Saturday, August 15, 2009

U.S. Productivity rises in Q2?

Last week, the Labor Department announced that the amount of output per hour of work rose by an annual rate of 6.4% in the 2Q while labor costs dropped by 5.8%. According to many economists, this is viewed as a healthy increase in productivity because "it means companies can pay their workers more with the wage increases financed by rising output."

Huh? Obviously, our esteemed economists have learned little from what has happened to the U.S. and Global economies over these past two years. I wonder how anyone could surmise that this "improvement in productivity" means that companies can pay workers more when it clearly states from this Labor Department data that labor costs have dropped by 5.8%.

Looking at the economic environment outside of the banality of the logic of economists, jobs are harder to find, which means that companies don't have to pay as much to hire a worker than as before. With workers having less discretionary income as a function of lower wages, consumers are spending less, which has a negative multiplier impact on the economy. How this can be classified as an environment of rising productivity can only make sense to an economist living in an ivory tower.
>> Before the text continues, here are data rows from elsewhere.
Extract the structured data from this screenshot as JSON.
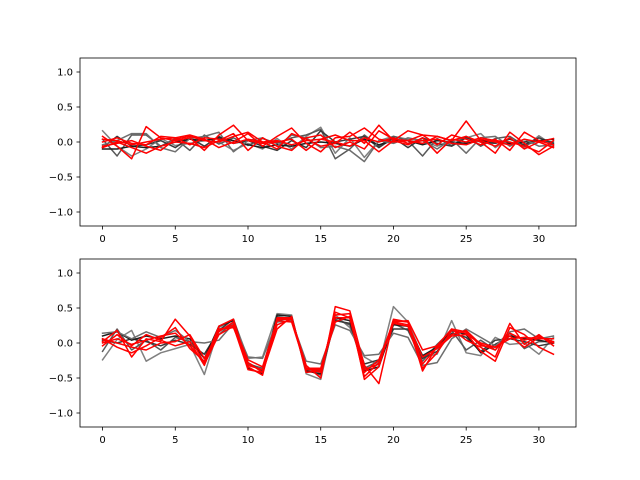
{
  "chart_data": [
    {
      "type": "line",
      "title": "",
      "xlabel": "",
      "ylabel": "",
      "xlim": [
        -1.55,
        32.55
      ],
      "ylim": [
        -1.2,
        1.2
      ],
      "xticks": [
        0,
        5,
        10,
        15,
        20,
        25,
        30
      ],
      "yticks": [
        -1.0,
        -0.5,
        0.0,
        0.5,
        1.0
      ],
      "xtick_labels": [
        "0",
        "5",
        "10",
        "15",
        "20",
        "25",
        "30"
      ],
      "ytick_labels": [
        "−1.0",
        "−0.5",
        "0.0",
        "0.5",
        "1.0"
      ],
      "grid": false,
      "x": [
        0,
        1,
        2,
        3,
        4,
        5,
        6,
        7,
        8,
        9,
        10,
        11,
        12,
        13,
        14,
        15,
        16,
        17,
        18,
        19,
        20,
        21,
        22,
        23,
        24,
        25,
        26,
        27,
        28,
        29,
        30,
        31
      ],
      "series": [
        {
          "color": "#808080",
          "values": [
            0.16,
            -0.06,
            -0.2,
            -0.1,
            0.05,
            -0.05,
            -0.02,
            0.02,
            0.0,
            -0.12,
            -0.02,
            -0.1,
            0.05,
            -0.1,
            0.08,
            0.21,
            -0.16,
            0.06,
            -0.22,
            0.02,
            0.08,
            0.04,
            0.02,
            -0.06,
            0.02,
            0.06,
            0.12,
            -0.08,
            0.05,
            -0.08,
            0.09,
            -0.05
          ]
        },
        {
          "color": "#595959",
          "values": [
            0.04,
            -0.2,
            0.1,
            0.1,
            -0.06,
            0.05,
            -0.12,
            0.1,
            -0.03,
            0.06,
            -0.05,
            0.05,
            -0.02,
            0.06,
            0.1,
            0.18,
            -0.24,
            -0.1,
            0.1,
            -0.06,
            0.08,
            0.02,
            -0.2,
            0.05,
            -0.05,
            0.08,
            -0.06,
            0.05,
            0.08,
            -0.05,
            0.02,
            0.0
          ]
        },
        {
          "color": "#3a3a3a",
          "values": [
            -0.08,
            0.08,
            -0.06,
            -0.04,
            0.02,
            -0.08,
            0.06,
            -0.06,
            0.08,
            -0.02,
            0.02,
            -0.06,
            -0.12,
            0.02,
            -0.08,
            0.16,
            0.0,
            0.04,
            0.08,
            -0.08,
            0.06,
            -0.08,
            0.06,
            -0.02,
            -0.06,
            0.06,
            0.0,
            -0.02,
            0.04,
            -0.04,
            0.06,
            -0.02
          ]
        },
        {
          "color": "#1e1e1e",
          "values": [
            -0.1,
            -0.1,
            -0.06,
            -0.08,
            -0.06,
            0.0,
            0.04,
            0.02,
            0.06,
            0.02,
            -0.04,
            -0.08,
            -0.04,
            -0.06,
            -0.02,
            0.0,
            -0.02,
            -0.06,
            0.04,
            -0.04,
            0.02,
            0.02,
            -0.04,
            0.02,
            0.0,
            -0.02,
            0.02,
            0.0,
            -0.02,
            0.0,
            0.02,
            0.04
          ]
        },
        {
          "color": "#6e6e6e",
          "values": [
            -0.04,
            0.02,
            0.12,
            0.12,
            -0.08,
            -0.14,
            0.05,
            0.08,
            0.14,
            -0.14,
            0.02,
            0.06,
            -0.06,
            0.1,
            0.06,
            -0.08,
            -0.06,
            -0.12,
            -0.28,
            0.02,
            -0.02,
            0.06,
            0.02,
            -0.1,
            0.04,
            -0.16,
            0.06,
            0.08,
            -0.06,
            0.04,
            -0.06,
            -0.04
          ]
        },
        {
          "color": "#ff0000",
          "values": [
            0.08,
            -0.06,
            -0.24,
            0.22,
            0.06,
            0.02,
            0.06,
            -0.12,
            0.1,
            0.24,
            0.02,
            -0.02,
            0.0,
            0.04,
            -0.12,
            0.04,
            0.1,
            0.02,
            0.02,
            -0.14,
            0.02,
            0.16,
            0.1,
            0.08,
            0.02,
            0.3,
            0.02,
            -0.06,
            0.06,
            -0.1,
            0.0,
            0.05
          ]
        },
        {
          "color": "#ff0000",
          "values": [
            0.0,
            0.06,
            -0.02,
            -0.04,
            0.08,
            0.06,
            0.1,
            0.04,
            -0.08,
            0.0,
            0.12,
            -0.06,
            0.08,
            0.2,
            -0.02,
            -0.14,
            0.06,
            0.08,
            0.2,
            0.04,
            0.0,
            0.02,
            0.1,
            -0.04,
            0.1,
            0.04,
            -0.04,
            0.04,
            -0.12,
            0.14,
            0.02,
            -0.04
          ]
        },
        {
          "color": "#ff0000",
          "values": [
            -0.06,
            -0.02,
            0.02,
            -0.06,
            -0.12,
            0.04,
            0.08,
            0.02,
            0.0,
            0.08,
            0.14,
            0.0,
            -0.1,
            0.12,
            0.04,
            -0.06,
            -0.02,
            0.14,
            -0.02,
            0.24,
            0.02,
            -0.04,
            0.06,
            -0.16,
            0.04,
            0.0,
            0.06,
            0.02,
            0.0,
            -0.06,
            -0.14,
            0.02
          ]
        },
        {
          "color": "#ff0000",
          "values": [
            0.04,
            0.02,
            -0.04,
            0.0,
            0.04,
            0.06,
            -0.04,
            0.06,
            0.04,
            -0.02,
            0.04,
            0.0,
            0.02,
            -0.04,
            0.02,
            0.04,
            0.0,
            -0.06,
            0.06,
            0.0,
            0.06,
            -0.02,
            0.02,
            0.04,
            -0.02,
            -0.04,
            0.04,
            0.0,
            -0.04,
            0.04,
            0.0,
            -0.08
          ]
        },
        {
          "color": "#ff0000",
          "values": [
            -0.08,
            0.0,
            -0.08,
            -0.16,
            -0.06,
            0.0,
            -0.02,
            -0.08,
            0.02,
            0.12,
            -0.12,
            0.06,
            -0.06,
            -0.12,
            0.06,
            0.1,
            -0.08,
            0.0,
            -0.1,
            0.16,
            0.04,
            0.02,
            -0.02,
            0.08,
            0.02,
            0.08,
            0.0,
            -0.16,
            0.14,
            -0.02,
            -0.18,
            -0.06
          ]
        }
      ]
    },
    {
      "type": "line",
      "title": "",
      "xlabel": "",
      "ylabel": "",
      "xlim": [
        -1.55,
        32.55
      ],
      "ylim": [
        -1.2,
        1.2
      ],
      "xticks": [
        0,
        5,
        10,
        15,
        20,
        25,
        30
      ],
      "yticks": [
        -1.0,
        -0.5,
        0.0,
        0.5,
        1.0
      ],
      "xtick_labels": [
        "0",
        "5",
        "10",
        "15",
        "20",
        "25",
        "30"
      ],
      "ytick_labels": [
        "−1.0",
        "−0.5",
        "0.0",
        "0.5",
        "1.0"
      ],
      "grid": false,
      "x": [
        0,
        1,
        2,
        3,
        4,
        5,
        6,
        7,
        8,
        9,
        10,
        11,
        12,
        13,
        14,
        15,
        16,
        17,
        18,
        19,
        20,
        21,
        22,
        23,
        24,
        25,
        26,
        27,
        28,
        29,
        30,
        31
      ],
      "series": [
        {
          "color": "#808080",
          "values": [
            -0.24,
            0.05,
            0.18,
            -0.26,
            -0.14,
            -0.08,
            -0.02,
            -0.45,
            0.22,
            0.34,
            -0.22,
            -0.2,
            0.42,
            0.4,
            -0.44,
            -0.52,
            0.4,
            0.22,
            -0.2,
            -0.32,
            0.52,
            0.3,
            -0.2,
            -0.16,
            0.32,
            -0.14,
            -0.18,
            0.08,
            -0.02,
            0.0,
            -0.16,
            0.08
          ]
        },
        {
          "color": "#595959",
          "values": [
            -0.12,
            0.2,
            -0.1,
            0.04,
            -0.1,
            0.08,
            0.02,
            -0.22,
            0.12,
            0.3,
            -0.3,
            -0.36,
            0.38,
            0.34,
            -0.38,
            -0.46,
            0.34,
            0.26,
            -0.36,
            -0.26,
            0.28,
            0.18,
            -0.26,
            -0.02,
            0.18,
            -0.1,
            0.04,
            -0.1,
            0.14,
            -0.08,
            0.02,
            0.02
          ]
        },
        {
          "color": "#3a3a3a",
          "values": [
            0.04,
            0.0,
            0.06,
            0.02,
            -0.04,
            0.04,
            -0.02,
            -0.16,
            0.18,
            0.34,
            -0.28,
            -0.4,
            0.32,
            0.36,
            -0.36,
            -0.4,
            0.32,
            0.28,
            -0.3,
            -0.24,
            0.2,
            0.2,
            -0.22,
            -0.12,
            0.14,
            0.08,
            -0.12,
            0.04,
            0.06,
            0.02,
            -0.04,
            0.0
          ]
        },
        {
          "color": "#1e1e1e",
          "values": [
            0.1,
            0.16,
            0.04,
            0.1,
            0.06,
            0.1,
            0.06,
            -0.22,
            0.24,
            0.32,
            -0.36,
            -0.44,
            0.4,
            0.38,
            -0.4,
            -0.44,
            0.36,
            0.32,
            -0.4,
            -0.34,
            0.26,
            0.24,
            -0.18,
            -0.06,
            0.18,
            0.12,
            -0.14,
            -0.02,
            0.1,
            0.06,
            0.04,
            0.0
          ]
        },
        {
          "color": "#6e6e6e",
          "values": [
            0.14,
            0.16,
            0.06,
            0.16,
            0.08,
            0.18,
            0.02,
            0.0,
            0.04,
            0.28,
            -0.2,
            -0.22,
            0.3,
            0.32,
            -0.26,
            -0.3,
            0.26,
            0.18,
            -0.18,
            -0.16,
            0.14,
            0.08,
            -0.32,
            -0.28,
            0.06,
            0.2,
            0.08,
            -0.04,
            0.16,
            0.2,
            0.06,
            0.1
          ]
        },
        {
          "color": "#ff0000",
          "values": [
            0.02,
            0.18,
            -0.2,
            0.06,
            0.02,
            0.34,
            0.1,
            -0.3,
            0.12,
            0.24,
            -0.38,
            -0.42,
            0.26,
            0.34,
            -0.32,
            -0.5,
            0.52,
            0.46,
            -0.32,
            -0.58,
            0.32,
            0.3,
            -0.4,
            -0.04,
            0.2,
            0.04,
            -0.06,
            -0.2,
            0.28,
            -0.02,
            0.12,
            -0.04
          ]
        },
        {
          "color": "#ff0000",
          "values": [
            0.06,
            -0.06,
            -0.14,
            -0.04,
            0.08,
            0.22,
            -0.08,
            -0.26,
            0.18,
            0.26,
            -0.24,
            -0.34,
            0.32,
            0.3,
            -0.36,
            -0.42,
            0.44,
            0.36,
            -0.48,
            -0.28,
            0.28,
            0.24,
            -0.36,
            -0.14,
            0.18,
            0.14,
            -0.12,
            -0.26,
            0.22,
            0.12,
            -0.06,
            -0.16
          ]
        },
        {
          "color": "#ff0000",
          "values": [
            -0.04,
            0.12,
            -0.04,
            0.12,
            0.04,
            -0.04,
            0.02,
            -0.32,
            0.2,
            0.22,
            -0.28,
            -0.42,
            0.2,
            0.38,
            -0.42,
            -0.4,
            0.4,
            0.42,
            -0.52,
            -0.34,
            0.34,
            0.3,
            -0.3,
            -0.06,
            0.12,
            0.18,
            -0.02,
            -0.1,
            0.14,
            0.04,
            0.1,
            0.0
          ]
        },
        {
          "color": "#ff0000",
          "values": [
            0.06,
            0.0,
            -0.06,
            -0.1,
            0.0,
            0.02,
            0.12,
            -0.22,
            0.16,
            0.3,
            -0.32,
            -0.38,
            0.34,
            0.34,
            -0.38,
            -0.38,
            0.3,
            0.38,
            -0.42,
            -0.24,
            0.3,
            0.26,
            -0.2,
            -0.08,
            0.1,
            0.12,
            0.0,
            -0.06,
            0.1,
            -0.06,
            0.08,
            0.02
          ]
        },
        {
          "color": "#ff0000",
          "values": [
            0.0,
            0.06,
            -0.02,
            0.04,
            0.1,
            0.14,
            -0.04,
            -0.28,
            0.24,
            0.34,
            -0.34,
            -0.46,
            0.36,
            0.36,
            -0.36,
            -0.36,
            0.36,
            0.36,
            -0.38,
            -0.3,
            0.3,
            0.32,
            -0.1,
            -0.04,
            0.2,
            0.16,
            -0.04,
            -0.06,
            0.06,
            0.08,
            0.06,
            0.06
          ]
        }
      ]
    }
  ]
}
Truth be told, productivity will rise when companies manufacture products within a local jurisdiction, enabling a positive multipler effect to occur. Higher wages are offered, consumers have more discretionary income, which means that they go out to dinner more, buy more items, get more haircuts, and so on. This generates wealth and growth within an area that creates real productivity.

It's bad enough that our economists supported this faux definition of productivity in the first place, but what's worse is that we didn't learn from its effect. When will we learn that productivity is derived from more production, not less spending?